Sequencing cabozantinib can differ for lung NETs, as many patients won’t express somatostatin receptors, precluding the use of SSA or PRRT. Dr. Chauhan suggested that everolimus then cabozantinib may be an appropriate strategy.
Comparatively, for grade 3 well-differentiated NETs, the NETTER-2 trial established PRRT as a preferred frontline therapy. For patients with rapid tumor growth, starting chemotherapy immediately is not a bad choice, according to Dr. Chauhan. For higher-grade tumors, he said, “I foresee [cabozantinib] is going to start moving behind PRRT but above other targeted therapies.”
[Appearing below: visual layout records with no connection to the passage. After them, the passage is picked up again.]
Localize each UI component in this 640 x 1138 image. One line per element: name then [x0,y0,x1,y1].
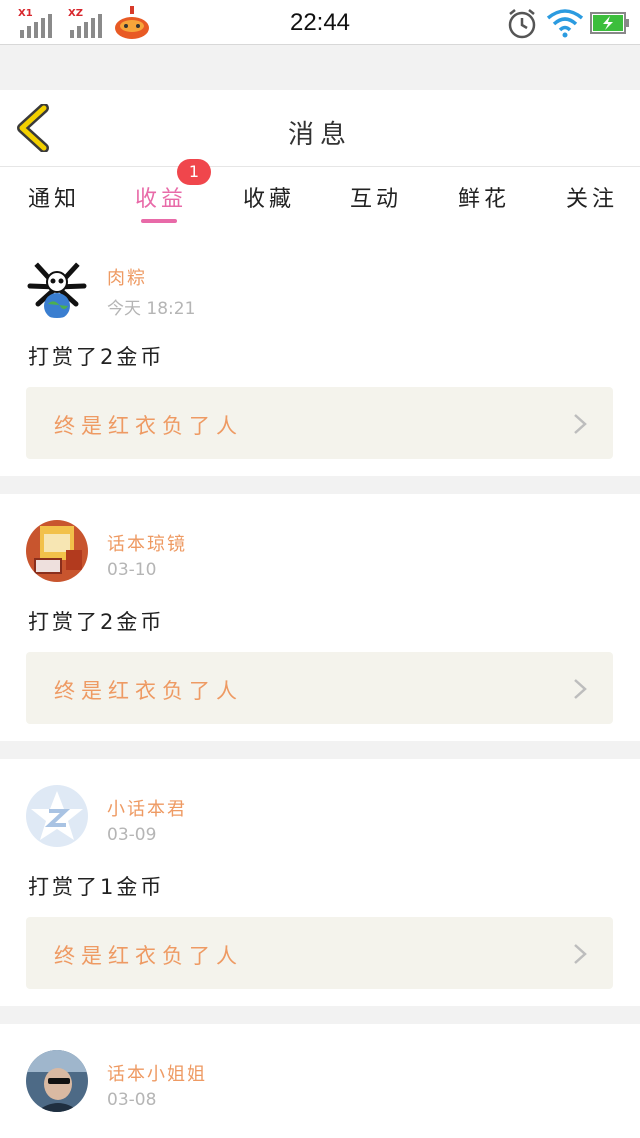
top-spacer [0,45,640,91]
tab-earnings[interactable]: 收益 [135,181,187,213]
work-link[interactable]: 终是红衣负了人 [26,652,613,724]
sender-name[interactable]: 肉粽 [107,264,147,290]
work-link[interactable]: 终是红衣负了人 [26,917,613,989]
work-link[interactable]: 终是红衣负了人 [26,387,613,459]
work-title: 终是红衣负了人 [54,679,243,703]
tab-bar: 通知 收益 1 收藏 互动 鲜花 关注 [0,159,640,229]
star-z-avatar[interactable] [26,785,88,847]
chevron-right-icon [574,679,587,699]
message-time: 03-10 [107,560,157,580]
list-item: 小话本君 03-09 打赏了1金币 终是红衣负了人 [0,759,640,1006]
message-time: 今天 18:21 [107,299,196,319]
status-bar: X1 XZ 22:44 [0,0,640,45]
message-text: 打赏了1金币 [28,875,165,899]
message-time: 03-09 [107,825,157,845]
battery-charging-icon [590,12,629,34]
message-time: 03-08 [107,1090,157,1110]
status-time: 22:44 [289,9,351,36]
work-title: 终是红衣负了人 [54,944,243,968]
message-text: 打赏了2金币 [28,610,165,634]
book-avatar[interactable] [26,520,88,582]
sender-name[interactable]: 话本琼镜 [107,530,187,556]
panda-avatar[interactable] [26,256,88,318]
alarm-icon [508,9,536,39]
sender-name[interactable]: 小话本君 [107,795,187,821]
work-title: 终是红衣负了人 [54,414,243,438]
tab-following[interactable]: 关注 [566,181,618,213]
tab-interactions[interactable]: 互动 [350,181,402,213]
header: 消息 [0,90,640,167]
photo-avatar[interactable] [26,1050,88,1112]
tab-favorites[interactable]: 收藏 [243,181,295,213]
sender-name[interactable]: 话本小姐姐 [107,1060,207,1086]
message-text: 打赏了2金币 [28,345,165,369]
page-title: 消息 [287,120,352,150]
active-tab-indicator [141,219,177,223]
earnings-badge: 1 [177,159,211,185]
tab-notifications[interactable]: 通知 [28,181,80,213]
list-item: 话本小姐姐 03-08 [0,1024,640,1138]
list-item: 肉粽 今天 18:21 打赏了2金币 终是红衣负了人 [0,229,640,476]
tab-flowers[interactable]: 鲜花 [458,181,510,213]
wifi-icon [546,9,584,38]
list-item: 话本琼镜 03-10 打赏了2金币 终是红衣负了人 [0,494,640,741]
chevron-right-icon [574,944,587,964]
chevron-right-icon [574,414,587,434]
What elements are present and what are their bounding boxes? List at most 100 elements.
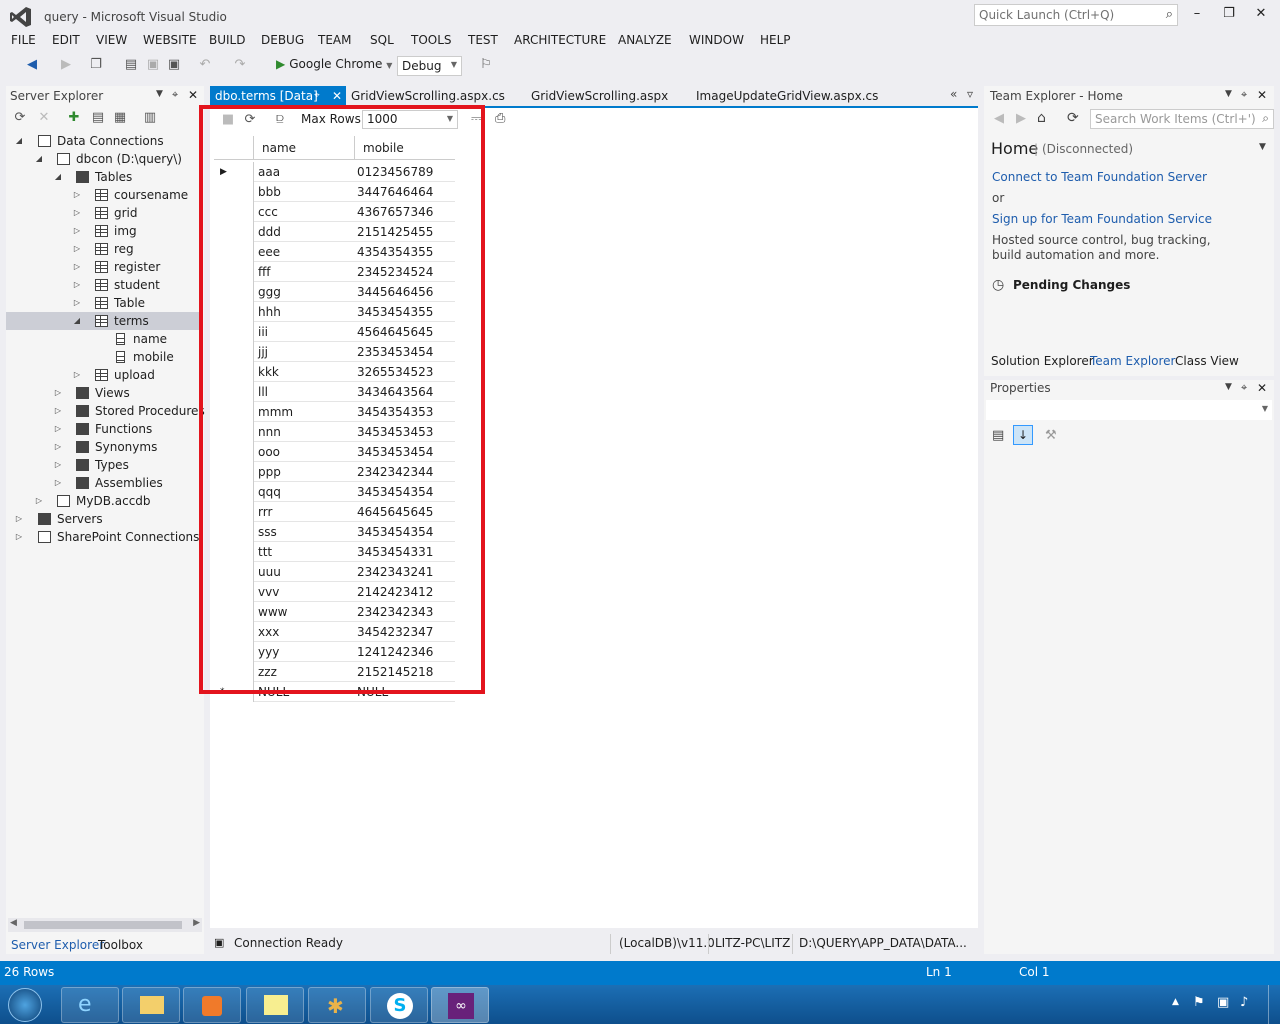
scroll-left-icon[interactable]: ◀	[10, 918, 17, 928]
network-icon[interactable]: ▣	[1217, 995, 1229, 1010]
tree-item-table[interactable]: ▷ Table	[6, 294, 202, 312]
menu-analyze[interactable]: ANALYZE	[618, 33, 672, 47]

Managing Adverse Effects of Cabozantinib 

Dr. Rahul Gosain noted that cabozantinib also carries the classwide adverse effects seen with TKIs, including gastrointestinal (GI) adverse effects and hypertension. He cautioned that because some GI adverse effects can mimic the symptoms of advanced NETs, it’s important to identify whether events are TKI related or disease related to optimize management.

Deviating from the CABINET trial, Dr. Chauhan said he personally prefers to start cabozantinib at a dose of 40 mg to reduce toxicity and then increase it, based on the patient’s response. “In my experience, the majority of patients only tolerate 40 mg, if that,” he said. “Sometimes I have to reduce the dose from 40 mg to 20 mg.”

Dr. Chauhan also suggested that cabozantinib uptake might be easier for community oncologists, as they may already be using this agent for its other cancer indications.

Closing the call, Dr. Chauhan stated that the approval of cabozantinib for NETs “is a big step forward in the neuroendocrine oncology field.”